My Avon expert’s probably got more info on the delegation than she’s posted in the forums, but my curiosity on that front will have to wait. I can picture Kumiko in her own den to the south of this sector, hunched over her screens. She’s a more reliable source of information than most, especially when it comes to the Fury on Avon, but I never quite trusted her enough to tell her I was after Towers.
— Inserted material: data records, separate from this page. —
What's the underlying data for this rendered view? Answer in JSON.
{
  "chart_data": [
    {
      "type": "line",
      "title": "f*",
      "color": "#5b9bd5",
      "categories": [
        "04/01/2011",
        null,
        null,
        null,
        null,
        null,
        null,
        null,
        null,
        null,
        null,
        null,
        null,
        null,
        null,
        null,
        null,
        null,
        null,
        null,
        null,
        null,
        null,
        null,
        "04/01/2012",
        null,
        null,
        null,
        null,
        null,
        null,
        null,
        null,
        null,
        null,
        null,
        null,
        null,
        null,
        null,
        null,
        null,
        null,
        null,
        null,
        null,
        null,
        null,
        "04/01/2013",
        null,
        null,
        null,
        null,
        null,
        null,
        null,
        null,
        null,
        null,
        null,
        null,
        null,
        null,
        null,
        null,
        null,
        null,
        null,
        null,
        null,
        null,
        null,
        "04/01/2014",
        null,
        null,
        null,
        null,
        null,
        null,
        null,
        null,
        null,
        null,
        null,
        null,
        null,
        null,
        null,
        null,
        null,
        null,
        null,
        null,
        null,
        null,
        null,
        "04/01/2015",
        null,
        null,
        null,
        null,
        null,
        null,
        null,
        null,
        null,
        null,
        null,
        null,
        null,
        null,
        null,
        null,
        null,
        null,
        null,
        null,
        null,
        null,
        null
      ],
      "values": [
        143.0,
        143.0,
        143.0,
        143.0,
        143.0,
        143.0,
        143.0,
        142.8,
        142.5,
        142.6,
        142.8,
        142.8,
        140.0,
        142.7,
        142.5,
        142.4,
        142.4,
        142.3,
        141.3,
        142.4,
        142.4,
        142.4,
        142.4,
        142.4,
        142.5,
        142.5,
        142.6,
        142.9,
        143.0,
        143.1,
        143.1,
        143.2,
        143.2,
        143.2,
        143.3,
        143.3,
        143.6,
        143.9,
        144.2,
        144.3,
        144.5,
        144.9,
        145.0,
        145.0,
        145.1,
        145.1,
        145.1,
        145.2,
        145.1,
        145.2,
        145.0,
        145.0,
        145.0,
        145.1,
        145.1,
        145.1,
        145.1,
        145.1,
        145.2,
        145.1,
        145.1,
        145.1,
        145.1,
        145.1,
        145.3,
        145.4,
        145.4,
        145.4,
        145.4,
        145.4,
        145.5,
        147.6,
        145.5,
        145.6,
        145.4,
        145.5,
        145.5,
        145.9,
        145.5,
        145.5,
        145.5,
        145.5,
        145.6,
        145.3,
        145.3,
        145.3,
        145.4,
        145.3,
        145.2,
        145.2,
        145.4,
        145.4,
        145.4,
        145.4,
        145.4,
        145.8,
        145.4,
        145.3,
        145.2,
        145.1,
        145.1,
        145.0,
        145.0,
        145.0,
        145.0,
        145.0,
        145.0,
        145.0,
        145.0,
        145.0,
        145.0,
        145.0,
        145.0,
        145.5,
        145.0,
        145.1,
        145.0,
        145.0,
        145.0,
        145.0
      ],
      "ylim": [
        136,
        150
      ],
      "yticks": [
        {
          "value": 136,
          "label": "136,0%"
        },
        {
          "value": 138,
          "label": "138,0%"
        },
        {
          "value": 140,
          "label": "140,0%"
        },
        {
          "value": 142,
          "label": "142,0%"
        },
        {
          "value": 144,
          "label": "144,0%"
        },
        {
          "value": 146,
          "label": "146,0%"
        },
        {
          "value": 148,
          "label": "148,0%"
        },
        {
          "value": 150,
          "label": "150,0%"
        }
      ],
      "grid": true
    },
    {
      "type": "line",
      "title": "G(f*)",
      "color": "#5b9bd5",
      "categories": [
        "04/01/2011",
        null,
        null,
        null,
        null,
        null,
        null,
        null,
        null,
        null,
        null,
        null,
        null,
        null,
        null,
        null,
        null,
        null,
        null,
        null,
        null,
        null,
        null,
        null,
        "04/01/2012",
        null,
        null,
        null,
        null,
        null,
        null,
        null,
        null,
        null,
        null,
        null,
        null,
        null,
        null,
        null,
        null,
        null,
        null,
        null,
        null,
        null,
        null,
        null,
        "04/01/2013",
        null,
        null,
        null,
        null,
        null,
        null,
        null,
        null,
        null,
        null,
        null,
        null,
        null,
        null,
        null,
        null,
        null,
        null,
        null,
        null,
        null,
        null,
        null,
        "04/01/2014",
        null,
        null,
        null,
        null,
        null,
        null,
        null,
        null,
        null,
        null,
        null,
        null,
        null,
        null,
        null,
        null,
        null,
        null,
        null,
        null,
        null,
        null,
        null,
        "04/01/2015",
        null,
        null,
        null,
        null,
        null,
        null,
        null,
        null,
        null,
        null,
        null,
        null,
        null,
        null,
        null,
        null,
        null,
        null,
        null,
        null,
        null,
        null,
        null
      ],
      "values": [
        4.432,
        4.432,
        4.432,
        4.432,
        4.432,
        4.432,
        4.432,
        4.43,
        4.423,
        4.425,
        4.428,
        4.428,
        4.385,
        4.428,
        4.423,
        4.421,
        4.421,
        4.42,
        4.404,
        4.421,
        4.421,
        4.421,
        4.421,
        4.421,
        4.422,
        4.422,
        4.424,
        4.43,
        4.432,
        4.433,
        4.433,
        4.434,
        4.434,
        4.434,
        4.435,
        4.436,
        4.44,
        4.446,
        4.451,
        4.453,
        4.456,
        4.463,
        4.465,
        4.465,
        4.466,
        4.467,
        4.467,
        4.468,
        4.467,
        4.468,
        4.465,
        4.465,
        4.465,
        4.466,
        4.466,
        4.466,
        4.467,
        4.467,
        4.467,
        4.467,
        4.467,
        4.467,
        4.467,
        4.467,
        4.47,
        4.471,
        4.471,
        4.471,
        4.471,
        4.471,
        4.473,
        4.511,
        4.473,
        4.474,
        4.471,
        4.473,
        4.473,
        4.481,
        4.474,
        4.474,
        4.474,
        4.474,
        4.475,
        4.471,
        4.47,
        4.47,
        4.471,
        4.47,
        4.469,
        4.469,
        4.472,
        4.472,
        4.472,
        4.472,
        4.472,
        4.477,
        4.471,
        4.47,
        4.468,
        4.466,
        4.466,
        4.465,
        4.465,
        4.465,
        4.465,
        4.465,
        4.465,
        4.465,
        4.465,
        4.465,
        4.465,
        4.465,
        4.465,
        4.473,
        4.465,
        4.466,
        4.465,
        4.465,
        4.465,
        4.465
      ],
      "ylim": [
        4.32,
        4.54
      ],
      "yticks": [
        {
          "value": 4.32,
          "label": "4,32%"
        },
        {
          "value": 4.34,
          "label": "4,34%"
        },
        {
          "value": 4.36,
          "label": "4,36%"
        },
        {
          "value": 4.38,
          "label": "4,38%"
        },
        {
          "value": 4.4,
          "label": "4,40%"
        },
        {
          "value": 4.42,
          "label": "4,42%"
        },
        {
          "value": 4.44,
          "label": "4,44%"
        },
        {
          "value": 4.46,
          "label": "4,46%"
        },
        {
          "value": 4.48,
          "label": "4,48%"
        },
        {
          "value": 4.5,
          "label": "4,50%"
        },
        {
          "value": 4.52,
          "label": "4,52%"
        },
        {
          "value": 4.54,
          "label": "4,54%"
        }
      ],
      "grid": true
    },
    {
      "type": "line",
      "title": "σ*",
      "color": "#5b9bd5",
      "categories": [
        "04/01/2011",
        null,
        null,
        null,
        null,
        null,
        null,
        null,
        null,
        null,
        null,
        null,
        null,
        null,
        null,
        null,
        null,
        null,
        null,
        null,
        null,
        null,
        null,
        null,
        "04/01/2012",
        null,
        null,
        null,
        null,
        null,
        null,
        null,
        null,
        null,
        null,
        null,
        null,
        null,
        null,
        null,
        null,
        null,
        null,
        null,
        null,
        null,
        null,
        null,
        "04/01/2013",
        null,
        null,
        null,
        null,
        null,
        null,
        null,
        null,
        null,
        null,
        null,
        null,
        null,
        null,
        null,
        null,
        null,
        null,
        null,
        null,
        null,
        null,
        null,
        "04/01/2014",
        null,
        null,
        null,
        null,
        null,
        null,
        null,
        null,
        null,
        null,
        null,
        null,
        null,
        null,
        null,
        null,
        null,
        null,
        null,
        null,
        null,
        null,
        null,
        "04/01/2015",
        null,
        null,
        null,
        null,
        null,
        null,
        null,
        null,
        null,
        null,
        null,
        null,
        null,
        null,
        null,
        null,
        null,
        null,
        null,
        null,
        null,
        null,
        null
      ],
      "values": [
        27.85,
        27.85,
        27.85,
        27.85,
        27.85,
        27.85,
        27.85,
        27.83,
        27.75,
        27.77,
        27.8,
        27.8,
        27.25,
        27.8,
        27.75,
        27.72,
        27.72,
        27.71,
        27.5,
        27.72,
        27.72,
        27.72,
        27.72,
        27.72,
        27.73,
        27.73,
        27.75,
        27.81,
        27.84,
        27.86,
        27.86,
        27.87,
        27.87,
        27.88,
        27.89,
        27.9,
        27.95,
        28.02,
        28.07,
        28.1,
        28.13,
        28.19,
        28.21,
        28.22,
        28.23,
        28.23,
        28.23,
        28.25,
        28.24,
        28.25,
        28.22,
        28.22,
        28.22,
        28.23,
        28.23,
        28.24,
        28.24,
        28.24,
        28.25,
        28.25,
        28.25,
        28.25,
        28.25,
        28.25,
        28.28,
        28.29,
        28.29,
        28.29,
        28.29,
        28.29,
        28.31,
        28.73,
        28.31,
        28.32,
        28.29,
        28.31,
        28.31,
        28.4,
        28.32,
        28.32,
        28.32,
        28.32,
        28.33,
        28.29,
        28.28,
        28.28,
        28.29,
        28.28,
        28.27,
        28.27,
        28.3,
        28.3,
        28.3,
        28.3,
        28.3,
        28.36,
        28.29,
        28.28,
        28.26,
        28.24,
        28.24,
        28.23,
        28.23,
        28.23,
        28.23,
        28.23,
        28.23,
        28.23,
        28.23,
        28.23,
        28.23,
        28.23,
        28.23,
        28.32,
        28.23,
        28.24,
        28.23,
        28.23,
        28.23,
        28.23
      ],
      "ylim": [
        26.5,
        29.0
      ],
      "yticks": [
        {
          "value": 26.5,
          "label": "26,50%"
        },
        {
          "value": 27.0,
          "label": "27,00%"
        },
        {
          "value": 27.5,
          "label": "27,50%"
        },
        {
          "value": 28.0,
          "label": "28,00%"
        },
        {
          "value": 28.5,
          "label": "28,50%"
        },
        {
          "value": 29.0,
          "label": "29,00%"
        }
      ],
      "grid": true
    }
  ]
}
I don’t know who Kumiko served under on Avon, and since Towers’s role in the Fury epidemic there isn’t exactly public knowledge, I can’t be sure where Kumiko’s loyalties would fall.

The text boxes I’m waiting on pop up, and I start my search as Mae cracks open a stim can and sets it down beside me. I set my parameters quickly—I’m creating a series of backdoor user profiles, so that I can send in a bomb scare for the Daedalus gala to get the police looking their way without being able to figure out who alerted them. Behind me, Mae and Sofia are talking quietly about the Daedalus—I can hear the surprise in Mae’s voice. Even she, queen of the hypernet rumors, has heard nothing about any drama planned for the gala.

Now that my program has introduced me to Mae’s system, it starts bringing up my regular windows one by one. My Towers subprogram springs to life, though there’s nothing in there to report, as usual. I can’t be sure, but I don’t think she’s left Corinth. I first found her when she evacuated Avon—allegedly for a quiet retirement. At the time I didn’t buy that she’d just pack up and settle down after all that, after years of looking the other way, then doing LaRoux’s cleanup for him. So I set a program to look for oddities in travel patterns—people who check in for a hyperspace jump but don’t check out on the other end, passenger manifests that end up one person short, that sort of thing.

That’s the easiest way to work out what you should investigate. Don’t comb through terabytes of data until your eyes cross. Just look for the exceptions, data points behaving the way they shouldn’t, and track those. They’ll be the interesting ones. And right around the time Towers resigned her post, an ident number popped up on the grid supposedly belonging to a war orphan on the next transport leaving Avon. The alleged orphan, a regular citizen of Avon with absolutely no resources to her name, vanished from the transport headed for the orphanage and proceeded to defy every expectation and probability by bouncing from planet to planet and changing her ID more often than most people change their clothes. This was someone who wanted to throw the hounds off the scent, and the only thing on Avon worth that kind of secrecy was what LaRoux put there.